Интерпретация Дмитрия Пригова*

ВТОРАЯ ВОЛНА РУССКОГО ПОСТМОДЕРНИЗМА

Шизоанализ Владимира Сорокина

В разные времена искусство полагало основной задачей разрешение различных отношений человека с культурой и хаосом. Упор писателя на каком-либо одном из них не есть отрицание других, но свидетельство (помимо его собственного авторского кредо) о данном моменте истории, о его основном пафосе. Проблема культура/хаос — испытанная проблема творчества Сорокина, и как его предтечу можно рассматривать Чехова. Именно в творчестве Чехова пленка милых, деликатных и трогательных отношений пытается накрыть, затянуть жуткий подкожный хаос, стремящийся вылезть наружу и дыхнуть, смыть своим диким дыханием тонкую, смирительную пленку культуры. Явный интерес в последнее время к чеховской драматургии говорит о несомненном сходстве, определенном совпадении его проблематики с нашей. Но столь же, если не больше, разительно и отличие. Пленка, с которой имеет дело Сорокин, отличается от чеховской не только конкретно-историческими реалиями, но и принципиально — своей интенцией. Она уже не пытается покрыть собою хаос, но приблизилась к человеку и пытается обволочь его, даже больше — пытается

* См.: Пригов Д. А им казалось: В Москву! В Москву!: О прозе Сорокина // Сорокин В. Сборник рассказов. - М.: РУССЛИТ, 1992.
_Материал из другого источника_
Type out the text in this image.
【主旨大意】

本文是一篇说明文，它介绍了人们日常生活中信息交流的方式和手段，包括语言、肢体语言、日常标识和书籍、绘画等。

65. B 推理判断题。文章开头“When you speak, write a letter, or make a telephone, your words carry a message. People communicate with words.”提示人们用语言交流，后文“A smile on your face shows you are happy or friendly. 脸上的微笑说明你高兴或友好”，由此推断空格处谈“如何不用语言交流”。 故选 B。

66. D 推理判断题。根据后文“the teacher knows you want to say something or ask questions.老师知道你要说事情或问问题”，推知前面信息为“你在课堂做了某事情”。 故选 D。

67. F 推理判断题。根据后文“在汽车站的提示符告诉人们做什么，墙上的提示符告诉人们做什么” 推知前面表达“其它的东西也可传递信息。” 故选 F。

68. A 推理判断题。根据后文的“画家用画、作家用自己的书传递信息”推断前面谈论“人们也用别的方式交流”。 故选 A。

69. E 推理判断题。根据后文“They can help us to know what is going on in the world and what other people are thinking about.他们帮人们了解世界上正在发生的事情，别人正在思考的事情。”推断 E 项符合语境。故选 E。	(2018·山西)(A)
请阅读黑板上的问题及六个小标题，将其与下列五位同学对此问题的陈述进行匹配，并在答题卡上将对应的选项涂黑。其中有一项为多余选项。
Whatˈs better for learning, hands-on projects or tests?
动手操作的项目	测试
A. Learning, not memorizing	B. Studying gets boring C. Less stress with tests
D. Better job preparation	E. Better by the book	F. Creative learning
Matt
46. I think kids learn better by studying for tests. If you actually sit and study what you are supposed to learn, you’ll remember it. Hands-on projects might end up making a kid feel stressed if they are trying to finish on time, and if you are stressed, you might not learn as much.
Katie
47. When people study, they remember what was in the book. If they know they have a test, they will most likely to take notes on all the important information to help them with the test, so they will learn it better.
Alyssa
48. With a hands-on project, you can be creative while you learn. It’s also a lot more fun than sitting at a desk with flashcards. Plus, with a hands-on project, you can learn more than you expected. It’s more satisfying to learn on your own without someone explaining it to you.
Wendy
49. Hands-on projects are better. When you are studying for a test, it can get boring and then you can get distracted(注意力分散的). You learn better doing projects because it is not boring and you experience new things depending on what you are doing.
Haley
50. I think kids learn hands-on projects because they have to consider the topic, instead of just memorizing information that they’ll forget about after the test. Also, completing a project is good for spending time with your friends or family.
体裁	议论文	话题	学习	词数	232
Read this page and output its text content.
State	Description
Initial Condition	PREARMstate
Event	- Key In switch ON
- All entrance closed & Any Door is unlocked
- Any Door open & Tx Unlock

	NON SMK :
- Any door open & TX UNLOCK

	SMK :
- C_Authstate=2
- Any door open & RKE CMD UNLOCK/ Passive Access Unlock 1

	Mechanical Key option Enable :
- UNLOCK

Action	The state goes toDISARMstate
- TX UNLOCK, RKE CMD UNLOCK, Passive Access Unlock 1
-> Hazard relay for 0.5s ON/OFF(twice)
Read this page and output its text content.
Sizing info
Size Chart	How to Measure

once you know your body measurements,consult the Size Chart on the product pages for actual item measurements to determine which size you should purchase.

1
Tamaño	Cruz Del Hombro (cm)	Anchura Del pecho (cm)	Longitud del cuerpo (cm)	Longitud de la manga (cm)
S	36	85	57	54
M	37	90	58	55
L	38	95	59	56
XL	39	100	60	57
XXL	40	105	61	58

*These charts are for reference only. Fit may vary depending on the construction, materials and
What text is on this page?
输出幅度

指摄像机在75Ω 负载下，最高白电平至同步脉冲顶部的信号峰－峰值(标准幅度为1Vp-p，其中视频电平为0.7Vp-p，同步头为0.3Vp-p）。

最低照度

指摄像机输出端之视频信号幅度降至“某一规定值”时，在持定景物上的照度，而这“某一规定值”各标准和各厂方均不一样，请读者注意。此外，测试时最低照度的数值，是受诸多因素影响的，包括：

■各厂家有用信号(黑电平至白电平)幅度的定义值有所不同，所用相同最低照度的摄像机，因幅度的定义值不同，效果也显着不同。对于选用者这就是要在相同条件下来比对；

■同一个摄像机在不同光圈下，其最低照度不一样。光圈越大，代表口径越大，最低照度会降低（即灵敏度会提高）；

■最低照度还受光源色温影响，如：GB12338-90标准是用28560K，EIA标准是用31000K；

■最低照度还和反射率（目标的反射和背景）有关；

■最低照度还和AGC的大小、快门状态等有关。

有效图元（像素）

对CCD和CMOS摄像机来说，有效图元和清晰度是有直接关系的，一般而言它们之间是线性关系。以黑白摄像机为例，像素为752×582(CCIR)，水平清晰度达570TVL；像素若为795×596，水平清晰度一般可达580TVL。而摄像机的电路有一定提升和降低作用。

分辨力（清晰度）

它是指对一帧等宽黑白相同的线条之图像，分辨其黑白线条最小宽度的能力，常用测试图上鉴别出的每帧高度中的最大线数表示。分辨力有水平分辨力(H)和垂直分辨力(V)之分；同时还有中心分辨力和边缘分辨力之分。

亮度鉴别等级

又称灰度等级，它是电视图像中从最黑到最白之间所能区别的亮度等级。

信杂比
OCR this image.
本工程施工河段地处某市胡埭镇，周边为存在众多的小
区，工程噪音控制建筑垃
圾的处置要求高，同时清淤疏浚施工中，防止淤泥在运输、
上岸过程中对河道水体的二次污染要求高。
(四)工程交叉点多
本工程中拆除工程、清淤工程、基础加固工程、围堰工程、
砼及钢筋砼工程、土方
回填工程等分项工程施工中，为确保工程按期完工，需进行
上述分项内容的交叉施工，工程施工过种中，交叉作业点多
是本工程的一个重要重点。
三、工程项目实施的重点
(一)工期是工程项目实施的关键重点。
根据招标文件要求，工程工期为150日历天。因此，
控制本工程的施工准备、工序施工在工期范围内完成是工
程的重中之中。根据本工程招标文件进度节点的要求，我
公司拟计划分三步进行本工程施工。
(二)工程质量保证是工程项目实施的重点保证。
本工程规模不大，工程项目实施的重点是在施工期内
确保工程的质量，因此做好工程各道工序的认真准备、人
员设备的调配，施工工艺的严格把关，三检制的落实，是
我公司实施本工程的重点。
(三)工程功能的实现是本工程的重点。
стать им самим, его образом мышления и чувствования. Приблизившись к человеку, она тем самым приблизила к нему вплотную и хаос. И если Чехов полностью полагает себя в культуре, если есть способ художественного бытования в энергетическом хаосе (Достоевский, "родимый хаос* Тютчева), то Сорокин избирает позицию третьего — наблюдающего, позицию осознания и созерцания пленки и хаоса как совместно живущих, позицию свободы. В наше время попытки создать некий альтернативный единый способ и язык описания, чтобы накрыть эту действительность, оборачиваются воспроизведением немыслимой жесткости доминирующего языка; все неизбежно искривляется по силовым линиям, заданным доминирующим языком, и все новые значения ложатся еще одним слоем на вышеназванную пленку. Апелляция же к неким общим, неясно артикулируемым глубинным пластам человеческого бытия оборачивается простым скольжением по поверхности этой пленки. Поэтому позиция Сорокина является истинно, если не единственно, гуманистической. В этом отличие Сорокина от эпигона, пытающегося воспроизвести ситуацию истины предыдущих времен, в то время как живая кровь современности бьет уже в другом месте.

Что же касается конкретного обличья, выхода на люди, — подобная художественная концепция выявляет в их онтологическом значении такие элементы бытия, как шок, граница, скачок, в отличие от самопроявления живой истины или живой вещи (Достоевский), или пространства жизни и описания (Чехов).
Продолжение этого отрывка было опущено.